While we in the USA take our democracy-within-a-republic very much for granted, we should not. It only takes a look across the Atlantic to our allies, trading partners, and friends in Europe to see people who look and act very much like us, but who nevertheless periodically confront much more fundamental questions about what good government is than we do. Here, we argue about marginal tax rates, marginal differences in expansion of government involvement in the health care system, and make noises about our debt but never really do much about it. Many of the social issues we confront and clash about are, in the grand scheme of things, really only so much noise. We aren't confronting basic issues like whether the government should nationalize every industry with 50 or more employers. We don't address questions like whether the military should provide police services. We have a very broad, very deep consensus in favor of our federalized republican form of government. In Europe and elsewhere, these kinds of issues are still in play.
I was reminded of this after reading a Portuguese blogbuddy celebrate the centennial of the proclamation of the Republic of Portugal today. One hundred years ago today, the purportedly constitutional monarchy fell and democratic rule became the government of Portugal. I say "purportedly" because an earlier King had imposed what was effectively a dictatorship within the framework of that Constitutional scheme, which resulted in his assassination. The Portuguese have the good taste to not celebrate the anniversary of the assassination but rather of the subsequent proclamation of a republican form of government as the worthwhile date to commemorate.* Now, because the author of this blog is a lawyer, he celebrated the holiday with a question -- was it worth it?
In response to the post, I took the time to educate myself about the events of the last century in his nation -- this is the sort of thing I think Wikipedia is good for -- and found an erratic history, one of republican government displacing monarchy, then collapsing into a quasi-fascism, then being usurped by military governments, and only within my lifetime returning to a parliamentary democracy in line with the bulk of Europe. Looking at Portugal's economic history, it appears that its degree of economic prosperity has roughly coincided with the degree of freedom afforded its people during the last century. The Portuguese were always industrialized and compared with global nations never impoverished, but they've done much better for themselves under republican forms of government than the authoritarian alternatives that were tried. This hardly strikes me as a coincidence but I'm prejudiced in that regard.
On my counterpart's blog, I argued (with the aid of a translation tool since I have no Portuguese myself) that in broad terms, a form of government founded upon the rule of law will necessarily trend towards a republican form of government and away from an authoritarian model. I also argued that a government founded upon popular rule will eventually reach a republican level (which I did not define there as meaning "representative democracy" but that's what I meant) because anarcho-capitalism and direct democracy are simply too inefficient to provide for effective government and therefore even autonomous individuals who find themselves in such an environment will eventually come around to the idea that they need a government with teeth.
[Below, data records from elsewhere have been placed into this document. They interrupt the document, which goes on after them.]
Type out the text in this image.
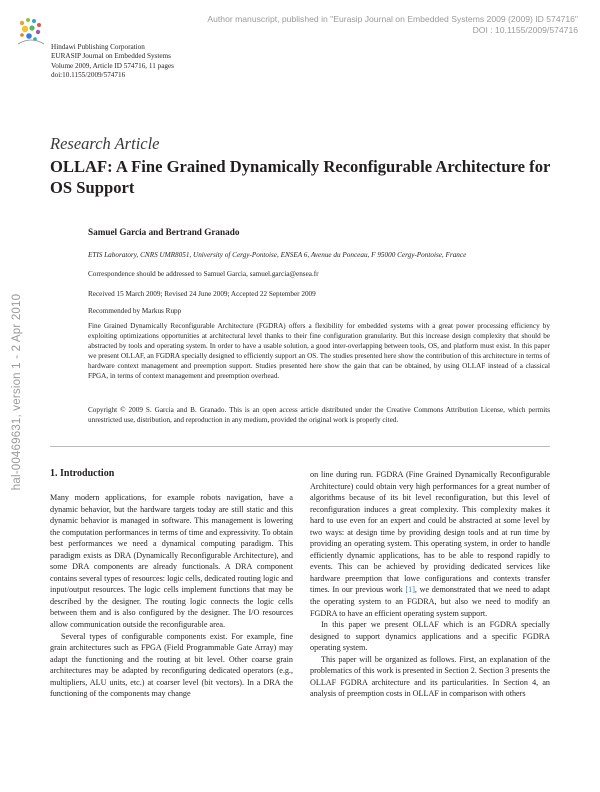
Author manuscript, published in "Eurasip Journal on Embedded Systems 2009 (2009) ID 574716"
DOI : 10.1155/2009/574716
hal-00469631, version 1 - 2 Apr 2010
Hindawi Publishing Corporation
EURASIP Journal on Embedded Systems
Volume 2009, Article ID 574716, 11 pages
doi:10.1155/2009/574716
Research Article
OLLAF: A Fine Grained Dynamically Reconfigurable Architecture for OS Support
Samuel Garcia and Bertrand Granado
ETIS Laboratory, CNRS UMR8051, University of Cergy-Pontoise, ENSEA 6, Avenue du Ponceau, F 95000 Cergy-Pontoise, France
Correspondence should be addressed to Samuel Garcia, samuel.garcia@ensea.fr
Received 15 March 2009; Revised 24 June 2009; Accepted 22 September 2009
Recommended by Markus Rupp
Fine Grained Dynamically Reconfigurable Architecture (FGDRA) offers a flexibility for embedded systems with a great power processing efficiency by exploiting optimizations opportunities at architectural level thanks to their fine configuration granularity. But this increase design complexity that should be abstracted by tools and operating system. In order to have a usable solution, a good inter-overlapping between tools, OS, and platform must exist. In this paper we present OLLAF, an FGDRA specially designed to efficiently support an OS. The studies presented here show the contribution of this architecture in terms of hardware context management and preemption support. Studies presented here show the gain that can be obtained, by using OLLAF instead of a classical FPGA, in terms of context management and preemption overhead.
Copyright © 2009 S. Garcia and B. Granado. This is an open access article distributed under the Creative Commons Attribution License, which permits unrestricted use, distribution, and reproduction in any medium, provided the original work is properly cited.
1. Introduction

Many modern applications, for example robots navigation, have a dynamic behavior, but the hardware targets today are still static and this dynamic behavior is managed in software. This management is lowering the computation performances in terms of time and expressivity. To obtain best performances we need a dynamical computing paradigm. This paradigm exists as DRA (Dynamically Reconfigurable Architecture), and some DRA components are already functionals. A DRA component contains several types of resources: logic cells, dedicated routing logic and input/output resources. The logic cells implement functions that may be described by the designer. The routing logic connects the logic cells between them and is also configured by the designer. The I/O resources allow communication outside the reconfigurable area.

Several types of configurable components exist. For example, fine grain architectures such as FPGA (Field Programmable Gate Array) may adapt the functioning and the routing at bit level. Other coarse grain architectures may be adapted by reconfiguring dedicated operators (e.g., multipliers, ALU units, etc.) at coarser level (bit vectors). In a DRA the functioning of the components may change

on line during run. FGDRA (Fine Grained Dynamically Reconfigurable Architecture) could obtain very high performances for a great number of algorithms because of its bit level reconfiguration, but this level of reconfiguration induces a great complexity. This complexity makes it hard to use even for an expert and could be abstracted at some level by two ways: at design time by providing design tools and at run time by providing an operating system. This operating system, in order to handle efficiently dynamic applications, has to be able to respond rapidly to events. This can be achieved by providing dedicated services like hardware preemption that lowe configurations and contexts transfer times. In our previous work [1], we demonstrated that we need to adapt the operating system to an FGDRA, but also we need to modify an FGDRA to have an efficient operating system support.

In this paper we present OLLAF which is an FGDRA specially designed to support dynamics applications and a specific FGDRA operating system.

This paper will be organized as follows. First, an explanation of the problematics of this work is presented in Section 2. Section 3 presents the OLLAF FGDRA architecture and its particularities. In Section 4, an analysis of preemption costs in OLLAF in comparison with others
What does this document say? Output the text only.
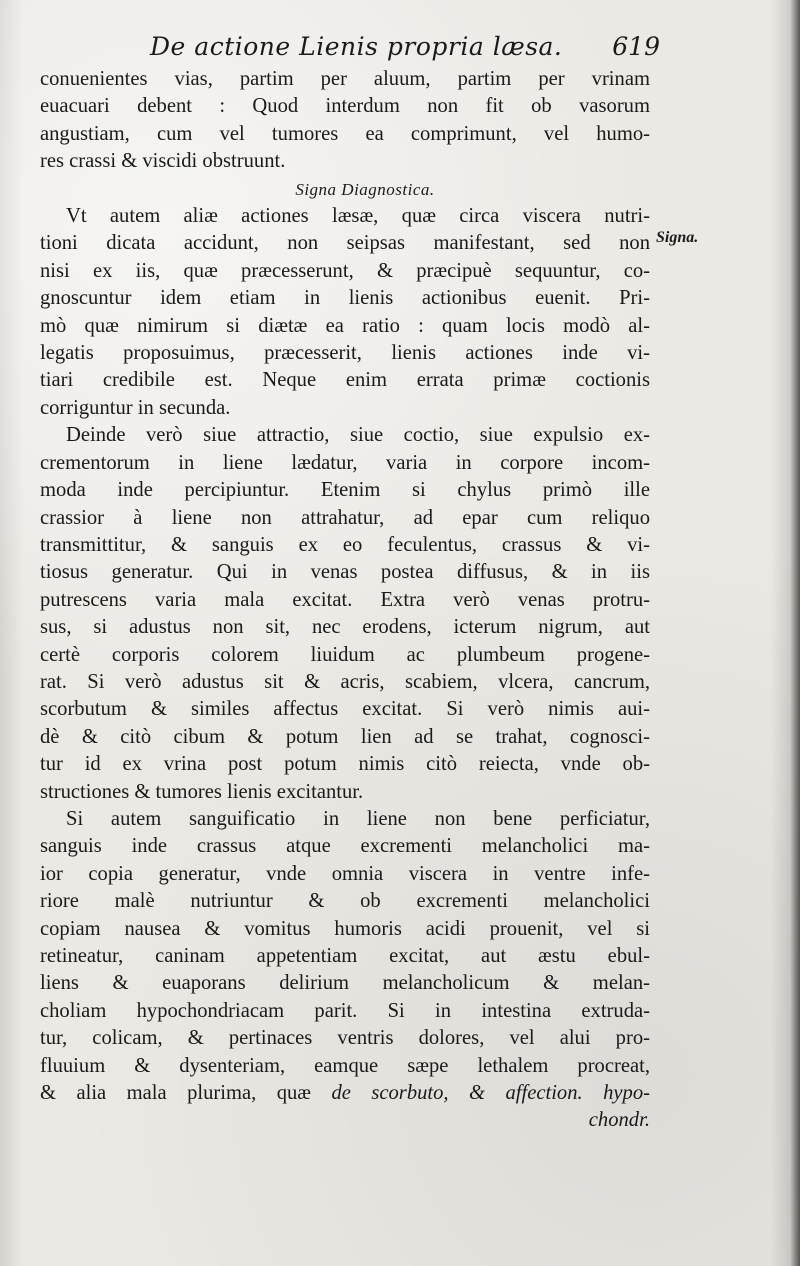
De actione Lienis propria læsa. 619
Signa.
conuenientes vias, partim per aluum, partim per vrinam
euacuari debent : Quod interdum non fit ob vasorum
angustiam, cum vel tumores ea comprimunt, vel humo-
res crassi & viscidi obstruunt.
Signa Diagnostica.
Vt autem aliæ actiones læsæ, quæ circa viscera nutri-
tioni dicata accidunt, non seipsas manifestant, sed non
nisi ex iis, quæ præcesserunt, & præcipuè sequuntur, co-
gnoscuntur idem etiam in lienis actionibus euenit. Pri-
mò quæ nimirum si diætæ ea ratio : quam locis modò al-
legatis proposuimus, præcesserit, lienis actiones inde vi-
tiari credibile est. Neque enim errata primæ coctionis
corriguntur in secunda.
Deinde verò siue attractio, siue coctio, siue expulsio ex-
crementorum in liene lædatur, varia in corpore incom-
moda inde percipiuntur. Etenim si chylus primò ille
crassior à liene non attrahatur, ad epar cum reliquo
transmittitur, & sanguis ex eo feculentus, crassus & vi-
tiosus generatur. Qui in venas postea diffusus, & in iis
putrescens varia mala excitat. Extra verò venas protru-
sus, si adustus non sit, nec erodens, icterum nigrum, aut
certè corporis colorem liuidum ac plumbeum progene-
rat. Si verò adustus sit & acris, scabiem, vlcera, cancrum,
scorbutum & similes affectus excitat. Si verò nimis aui-
dè & citò cibum & potum lien ad se trahat, cognosci-
tur id ex vrina post potum nimis citò reiecta, vnde ob-
structiones & tumores lienis excitantur.
Si autem sanguificatio in liene non bene perficiatur,
sanguis inde crassus atque excrementi melancholici ma-
ior copia generatur, vnde omnia viscera in ventre infe-
riore malè nutriuntur & ob excrementi melancholici
copiam nausea & vomitus humoris acidi prouenit, vel si
retineatur, caninam appetentiam excitat, aut æstu ebul-
liens & euaporans delirium melancholicum & melan-
choliam hypochondriacam parit. Si in intestina extruda-
tur, colicam, & pertinaces ventris dolores, vel alui pro-
fluuium & dysenteriam, eamque sæpe lethalem procreat,
& alia mala plurima, quæ de scorbuto, & affection. hypo-
chondr.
I'm borrowing heavily from both Nozick and Rawls here, but that brings me to my question for the morning, one which all you political theory junkies out there will enjoy. And I mean both of you.
My premise asks that you assume a large body of self-governing people who are dedicated to the idea of the rule of law. Is it inevitable that such people will choose a form of government that incorporates a substantial amount of representative democracy? Or could they rationally, and consistent with their dedication to the rule of law, adopt an authoritarian form of government? I know that democratic means have resulted in fascist military governments in multiple places during the 20th century (Portugal among them), so what lesson can we take from that -- did those elections represent a real choice by the voters or was there some sort of departure from the peoples' commitment to the rule of law?
It might also be the case that we do not have enough data points in history to plot a curve here -- meaningful self-government is a relatively new phenomenon in human history, after all.
Ultimately, it seems to me not, although I wonder if I must resort to special pleading when considering the cases of Germany and Italy in the 1930's, or if those can be written off as extreme points in the inevitable cycle of right-versus-left power shifts that will take place within a democratic system in response to fluctuating internal economic and external diplomatic conditions. I certainly hope that the rule of law leads to meaningful self-government, and I can't think of a way it wouldn't (eventually), but I've not poured enough brainpower into the issue to be satisfied that this is necessarily the case -- and the example of the rise of fascism in the 20th century suggests to me that I might be wrong.
* Touchingly, it looks to me like the most significant national holiday of Portugal celebrates the nation's greatest poet, Luís Vaz de Camões. Nothing like that here -- July 4 is a fine day to celebrate for our political history, but we have no holidays dedicated to the arts and our Portuguese friends have set an example that we ought to consider following.